Archie is coming today. It is always good to see him. He has been on a brief tour, with a school party, of sites connected with WW II – Normandy beaches, Berlin, Auschwitz. I'll go pick him up at school at midday and look forward to being the first to hear about it as we drive back for lunch. Then, somewhere in what might be called the middle of the night, he'll get up and get a taxi to the airport (I don't mind early, but this one is ridiculous) to go to Athens for the Easter holiday.
I had occasion yesterday to boot up my husband's old DOS-based computer in search of a file which had somehow got left behind. (I found it.) Do you remember how fast computers were in the old days? It was almost like turning on a light.
Thank you for your help with my struggles.
I've just been watching the YouTube video of the German short-row which you recommend, Judy. It's most impressive. I'll Evernote it for future use. But it won't help here. My rounds are all full-length – it's just that at the end of each one of them, I turn around and go haring off in the other direction. The wrap holds the whole thing together in a circle.
Cam, I was very interested in the very lucid explanation you took the trouble to write out for me (comment yesterday). At first I thought, this won't do, because it involves TWO stitches, with one or the other being wrapped and turned-on in alternate rounds. I've only got one, the centre stitch of the fourth corner, with a lattice ladder on either side of it formed by YO's on alternate rounds. Those YO's are at the heart of my difficulty.

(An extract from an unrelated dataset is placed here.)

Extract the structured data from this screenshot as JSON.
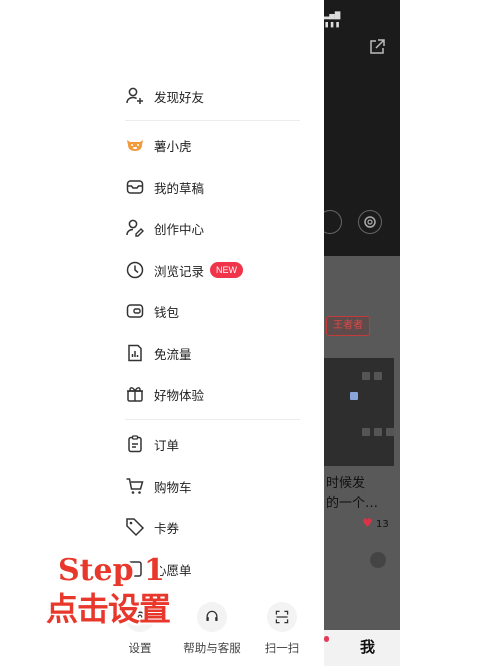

I think what I'm going to try today, when I get back there, is to add another stitch (so that there are a pair of them up the centre of the fourth-corner mitre) and do it Cam's way.
After all that night-time cogitation mentioned yesterday I decided to do each turn by knitting the stitch, when I first arrive on the scene, then turning, then slipping it back and wrapping, then slipping it back again and knitting forward. Observing myself doing this, I discovered that the YO tends to get slack during any subsequent struggles with wrapping and turning. I think that accounts for a great deal of the untidiness in that corner. So I decided that, for that corner only, I will always do the YO after wrapping and turning. With Cam's system, the wrapped stitch will always be one stitch away from the YO (I think) which should work even better.
I flipped through Knit One, Knit All before putting it back on the shelf, but found no help there. It's odd – isn't it odd? – that EZ never seems to have addressed this problem. She was ideally qualified – she loved garter stitch, she loved knitting in the round, she wasn't at all keen on purling, she brought an engineer's intelligence to the problems of knitting, she wasn't afraid to “unvent” a method never used before. There are all manner of ingenious construction methods in that book, as elsewhere in her work, but no garter stitch in the round.
Meanwhile I've reached round 19 of 136. It's a start. The border pattern consists of six rows of lozenge-shaped motifs, each row different, all framed by an all-over lattice formed by k3tog's. I've finished the first row of motifs, started the second – they're bigger, this time, but mercifully light on k3tog – and the lattice has just closed over the head of the first row of motifs.